Bill George Chicago Bears & Los Angeles Rams

"They’re (Games are) won first by preparation and second by desire.”

Bill George was the Chicago Bears’ second-round draft pick in 1951. He began his pro football career the following year as a middle guard in the then-standard five-man defensive front. Two years later, in a game against the Philadelphia Eagles, George made a now historic move that permanently changed defensive strategy in the National Football League.

On passing plays, George’s job was to bump the center and then drop back. George, noting the Eagles success at completing short passes just over his head, decided to skip the center bump and drop back immediately. Two plays later he caught the first of his 18 pro interceptions. While no one can swear which middle guard in a five-man line first dropped back to play middle linebacker and create the classic 4-3 defense, George is the most popular choice.

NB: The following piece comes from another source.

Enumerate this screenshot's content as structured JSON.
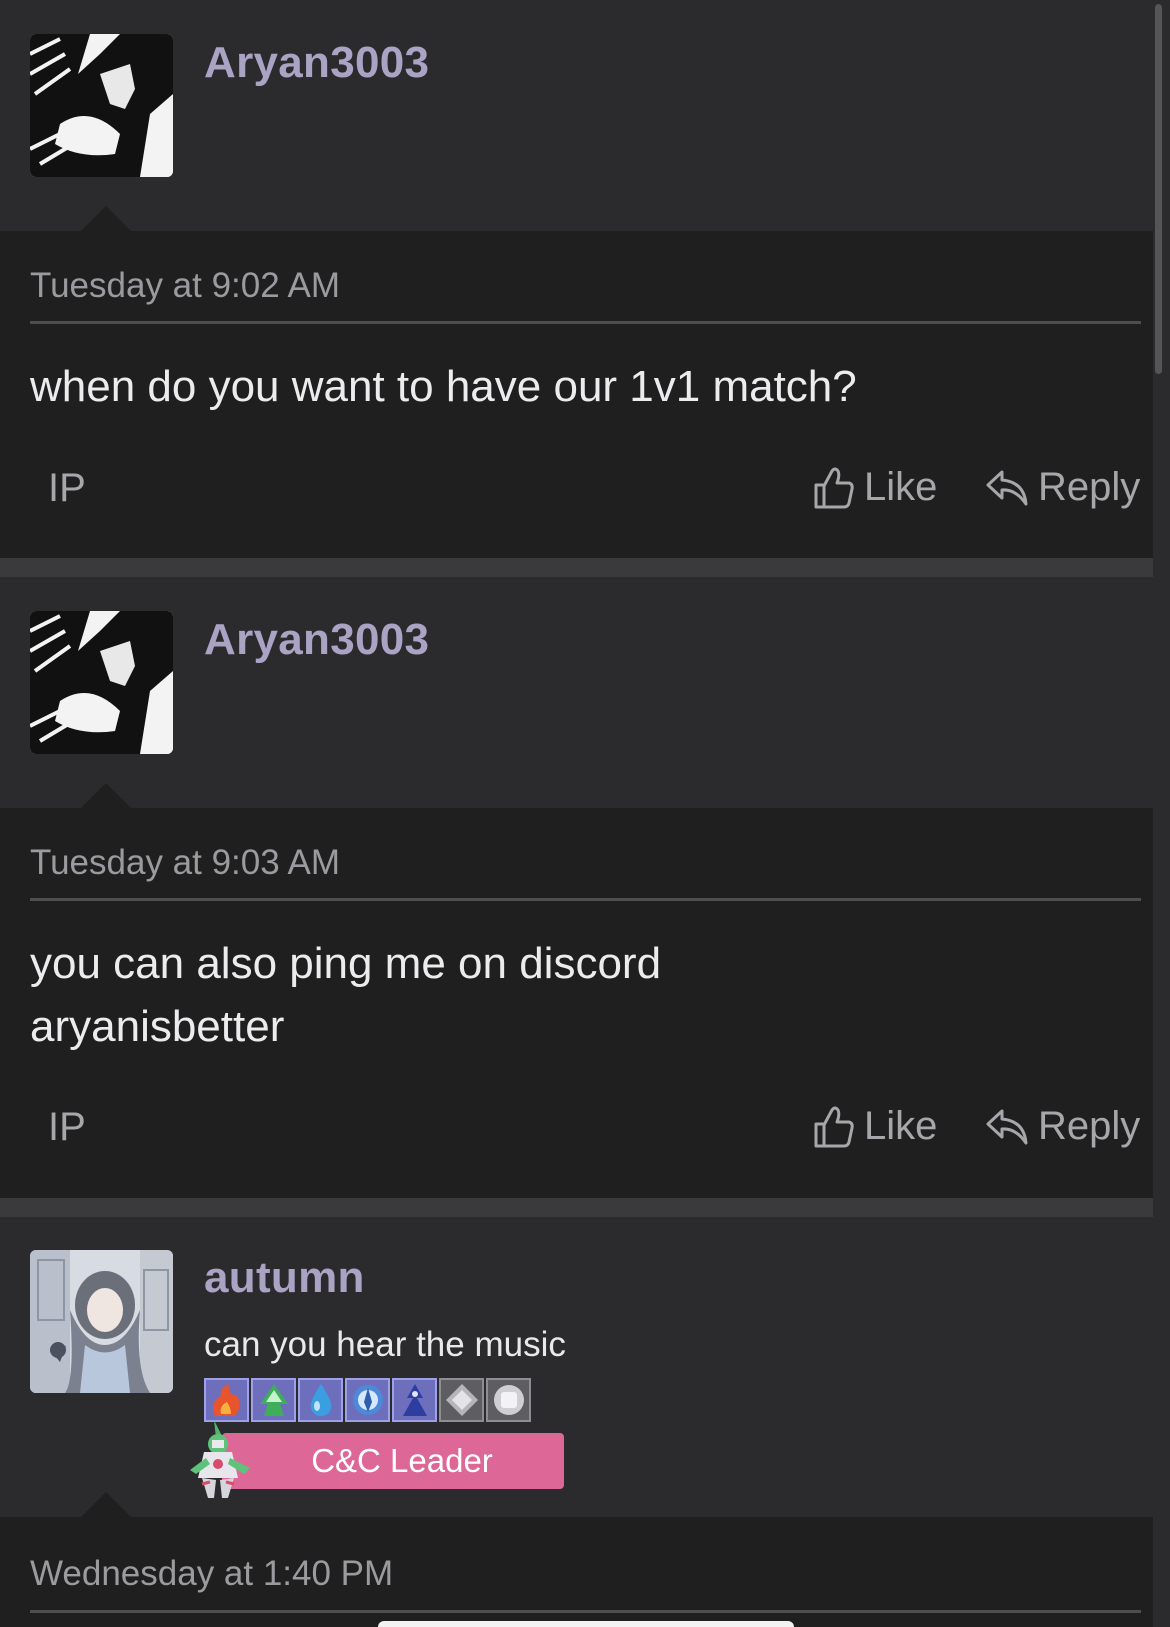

Certainly he was the first to star at the middle linebacker position. It was his ability to diagnose and react quickly that led the Bears to believe he could move that step or two backwards and become a super middle linebacker – a demanding position requiring sometimes pass rushing and sometimes pass defense, along with sure tackling, the speed to move from sideline to sideline, the agility to avoid blockers, and a keen sense of anticipation.

During the 1950’s and early 1960’s, the Bears were known for their outstanding defensive teams and George was a major part reason for their fame. A ferocious all-out player, he was named All-NFL choice eight times – seven consecutive seasons (1955-1961) and then an eighth in 1963 when he was the leader of the defensive that figured in the Bears 14-10 championship win over the New York Giants.

He was also selected to play in eight consecutive Pro Bowls, 1955-1962. In addition to his eighteen career interceptions, George also recovered nineteen fumbles, and in 1954 scored 25 points on thirteen PATs and four field goals.